What is “Load Shedding”?

Boy reading in near-total darkness by candlelight

Reading by candlelight during Load Shedding hours
(Photo credit: Awaken Nepal)

Just like in BC, most of Nepal’s electricity comes from hydro-electric dams located within its borders. Unlike BC, Nepal does not generate anywhere near enough power to supply all of the country’s demand. The resulting power management through rolling black-outs is called “Load Shedding”.

What this means in real life is that now, in Kathmandu, there are 12 hours a day with no power. As the dry season continues, hours with electricity will be decreased as the dams are drained until the monsoon resumes in June and rivers again become torrents.

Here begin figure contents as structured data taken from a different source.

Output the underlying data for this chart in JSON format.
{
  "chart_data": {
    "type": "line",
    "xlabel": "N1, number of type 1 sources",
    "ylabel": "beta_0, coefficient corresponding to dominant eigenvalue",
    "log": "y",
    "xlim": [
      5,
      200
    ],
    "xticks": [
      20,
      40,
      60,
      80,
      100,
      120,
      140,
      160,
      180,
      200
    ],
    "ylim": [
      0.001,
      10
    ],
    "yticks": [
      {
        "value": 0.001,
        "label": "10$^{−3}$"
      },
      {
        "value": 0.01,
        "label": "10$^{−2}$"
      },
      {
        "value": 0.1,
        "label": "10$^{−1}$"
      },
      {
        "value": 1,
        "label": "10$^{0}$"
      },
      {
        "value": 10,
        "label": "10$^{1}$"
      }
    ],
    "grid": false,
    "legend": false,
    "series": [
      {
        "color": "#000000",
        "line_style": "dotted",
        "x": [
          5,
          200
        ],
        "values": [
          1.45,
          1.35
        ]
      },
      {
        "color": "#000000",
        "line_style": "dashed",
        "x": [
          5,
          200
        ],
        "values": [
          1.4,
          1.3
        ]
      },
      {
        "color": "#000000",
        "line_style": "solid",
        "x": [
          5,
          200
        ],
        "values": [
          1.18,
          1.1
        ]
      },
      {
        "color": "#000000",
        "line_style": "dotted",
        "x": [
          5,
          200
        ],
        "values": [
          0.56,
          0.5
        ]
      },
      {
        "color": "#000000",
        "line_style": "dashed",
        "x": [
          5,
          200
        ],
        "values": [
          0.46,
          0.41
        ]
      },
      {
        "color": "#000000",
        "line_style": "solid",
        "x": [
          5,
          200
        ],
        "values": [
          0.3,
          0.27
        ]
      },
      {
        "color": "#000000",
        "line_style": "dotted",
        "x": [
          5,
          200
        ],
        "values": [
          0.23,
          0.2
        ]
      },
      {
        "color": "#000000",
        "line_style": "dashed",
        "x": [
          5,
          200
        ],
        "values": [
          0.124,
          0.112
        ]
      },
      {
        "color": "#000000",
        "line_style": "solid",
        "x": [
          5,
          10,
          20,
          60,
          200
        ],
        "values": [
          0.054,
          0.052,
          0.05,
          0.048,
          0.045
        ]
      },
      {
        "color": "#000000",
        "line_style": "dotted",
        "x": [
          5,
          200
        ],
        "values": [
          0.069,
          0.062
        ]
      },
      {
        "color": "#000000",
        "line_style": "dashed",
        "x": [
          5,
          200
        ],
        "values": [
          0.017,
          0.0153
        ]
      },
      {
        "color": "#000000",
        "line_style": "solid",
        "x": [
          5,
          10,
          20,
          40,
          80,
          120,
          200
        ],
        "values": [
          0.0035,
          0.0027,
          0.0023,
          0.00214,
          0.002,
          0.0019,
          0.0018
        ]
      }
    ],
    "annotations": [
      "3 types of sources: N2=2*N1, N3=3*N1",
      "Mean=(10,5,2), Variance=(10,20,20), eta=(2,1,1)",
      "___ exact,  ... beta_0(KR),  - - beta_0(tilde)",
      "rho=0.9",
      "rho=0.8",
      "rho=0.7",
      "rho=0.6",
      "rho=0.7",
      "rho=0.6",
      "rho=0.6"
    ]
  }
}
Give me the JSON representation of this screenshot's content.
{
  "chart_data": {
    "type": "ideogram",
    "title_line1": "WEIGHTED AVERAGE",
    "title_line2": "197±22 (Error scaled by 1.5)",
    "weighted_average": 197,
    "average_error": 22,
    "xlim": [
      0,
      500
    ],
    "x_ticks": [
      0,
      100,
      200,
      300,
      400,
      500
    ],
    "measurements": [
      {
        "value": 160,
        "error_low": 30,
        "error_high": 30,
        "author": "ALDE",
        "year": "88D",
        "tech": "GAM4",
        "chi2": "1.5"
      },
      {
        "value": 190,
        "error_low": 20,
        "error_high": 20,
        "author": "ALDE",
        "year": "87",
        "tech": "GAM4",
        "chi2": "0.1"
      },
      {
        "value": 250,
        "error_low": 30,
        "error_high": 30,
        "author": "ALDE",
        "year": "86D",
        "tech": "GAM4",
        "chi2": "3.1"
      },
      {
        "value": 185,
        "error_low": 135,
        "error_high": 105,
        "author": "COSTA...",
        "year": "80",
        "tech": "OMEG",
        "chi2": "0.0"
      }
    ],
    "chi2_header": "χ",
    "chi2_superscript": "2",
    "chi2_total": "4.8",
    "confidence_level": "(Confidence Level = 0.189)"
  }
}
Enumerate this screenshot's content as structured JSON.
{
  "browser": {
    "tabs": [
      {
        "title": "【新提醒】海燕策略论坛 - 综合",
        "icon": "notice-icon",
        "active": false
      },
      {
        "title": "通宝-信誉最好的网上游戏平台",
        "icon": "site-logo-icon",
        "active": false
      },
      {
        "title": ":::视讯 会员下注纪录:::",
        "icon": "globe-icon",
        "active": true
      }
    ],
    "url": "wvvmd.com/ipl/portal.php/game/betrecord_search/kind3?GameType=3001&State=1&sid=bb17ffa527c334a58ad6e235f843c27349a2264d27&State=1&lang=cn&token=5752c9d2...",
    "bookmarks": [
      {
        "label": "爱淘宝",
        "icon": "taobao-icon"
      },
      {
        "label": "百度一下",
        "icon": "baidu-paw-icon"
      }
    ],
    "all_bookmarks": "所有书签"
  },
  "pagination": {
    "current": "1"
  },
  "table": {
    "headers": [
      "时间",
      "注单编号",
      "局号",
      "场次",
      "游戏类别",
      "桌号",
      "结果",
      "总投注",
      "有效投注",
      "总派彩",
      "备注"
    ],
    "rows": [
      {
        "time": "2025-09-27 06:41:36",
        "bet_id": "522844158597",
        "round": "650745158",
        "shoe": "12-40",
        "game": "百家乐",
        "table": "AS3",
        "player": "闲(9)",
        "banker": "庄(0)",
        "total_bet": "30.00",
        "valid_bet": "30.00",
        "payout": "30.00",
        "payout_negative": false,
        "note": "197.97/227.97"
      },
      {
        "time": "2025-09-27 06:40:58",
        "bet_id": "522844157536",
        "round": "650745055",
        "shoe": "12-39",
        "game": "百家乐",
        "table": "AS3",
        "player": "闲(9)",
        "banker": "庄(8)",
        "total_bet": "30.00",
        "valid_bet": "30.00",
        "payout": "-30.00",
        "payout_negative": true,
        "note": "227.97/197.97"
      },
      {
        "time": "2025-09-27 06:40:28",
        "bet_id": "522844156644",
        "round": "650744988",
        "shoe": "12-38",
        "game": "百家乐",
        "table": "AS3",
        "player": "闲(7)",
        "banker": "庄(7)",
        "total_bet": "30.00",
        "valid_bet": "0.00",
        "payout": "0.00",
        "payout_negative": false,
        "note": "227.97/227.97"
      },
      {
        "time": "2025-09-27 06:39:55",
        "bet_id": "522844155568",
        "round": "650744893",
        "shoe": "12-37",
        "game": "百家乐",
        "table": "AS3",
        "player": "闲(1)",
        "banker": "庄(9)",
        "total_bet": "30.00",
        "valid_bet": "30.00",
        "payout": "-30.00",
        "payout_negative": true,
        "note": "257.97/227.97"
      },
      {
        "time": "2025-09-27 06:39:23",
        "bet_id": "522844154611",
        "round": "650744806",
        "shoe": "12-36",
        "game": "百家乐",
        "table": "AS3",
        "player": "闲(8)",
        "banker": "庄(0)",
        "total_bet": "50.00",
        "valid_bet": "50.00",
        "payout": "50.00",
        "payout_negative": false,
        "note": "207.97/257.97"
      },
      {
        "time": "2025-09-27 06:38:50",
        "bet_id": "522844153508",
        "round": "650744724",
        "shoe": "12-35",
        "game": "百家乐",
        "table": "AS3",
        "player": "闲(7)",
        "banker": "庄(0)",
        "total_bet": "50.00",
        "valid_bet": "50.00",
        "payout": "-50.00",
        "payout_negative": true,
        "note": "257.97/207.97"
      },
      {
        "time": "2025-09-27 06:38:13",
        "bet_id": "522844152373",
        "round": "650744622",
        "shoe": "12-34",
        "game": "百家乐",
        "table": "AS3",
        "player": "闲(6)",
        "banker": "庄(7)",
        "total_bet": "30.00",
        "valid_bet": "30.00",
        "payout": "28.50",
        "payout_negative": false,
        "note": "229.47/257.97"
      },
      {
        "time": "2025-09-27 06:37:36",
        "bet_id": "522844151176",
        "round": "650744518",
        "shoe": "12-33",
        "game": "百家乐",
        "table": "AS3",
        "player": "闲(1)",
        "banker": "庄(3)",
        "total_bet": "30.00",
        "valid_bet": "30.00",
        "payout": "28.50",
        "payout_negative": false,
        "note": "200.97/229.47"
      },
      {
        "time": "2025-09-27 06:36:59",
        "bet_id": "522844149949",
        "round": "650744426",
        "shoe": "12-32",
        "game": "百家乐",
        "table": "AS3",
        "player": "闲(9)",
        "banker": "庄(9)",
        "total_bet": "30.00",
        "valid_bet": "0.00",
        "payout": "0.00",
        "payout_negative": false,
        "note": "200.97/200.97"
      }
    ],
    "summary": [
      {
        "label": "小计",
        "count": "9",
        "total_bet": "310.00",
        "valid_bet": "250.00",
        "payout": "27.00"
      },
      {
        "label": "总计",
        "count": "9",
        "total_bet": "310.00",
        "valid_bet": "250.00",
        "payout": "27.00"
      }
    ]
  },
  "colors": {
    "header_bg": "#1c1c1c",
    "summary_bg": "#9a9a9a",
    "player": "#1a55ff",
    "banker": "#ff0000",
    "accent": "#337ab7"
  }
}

How does this relate to Jackets for Jasper? Well, Rajan’s factory not only needs light to see by, but the sewing machines are electric!

How does Rajan manage? He has a generator, which can extend their working hours to some degree. But they simply work when there is power and cannot work when there is none. In his own words, “Anyway… we just do. It is habit”.

A market cart of oranges and bananas lit by candlelight

Market during evening load shedding hours
(Photo credit: Indanile)

So for our Jackets for Jasper, they are literally working as hard and as much as they can when the electricity is on. Nepal has very little foreign investment so it is great that, together, we can help a small company compete in such challenging (and often dark!) circumstances.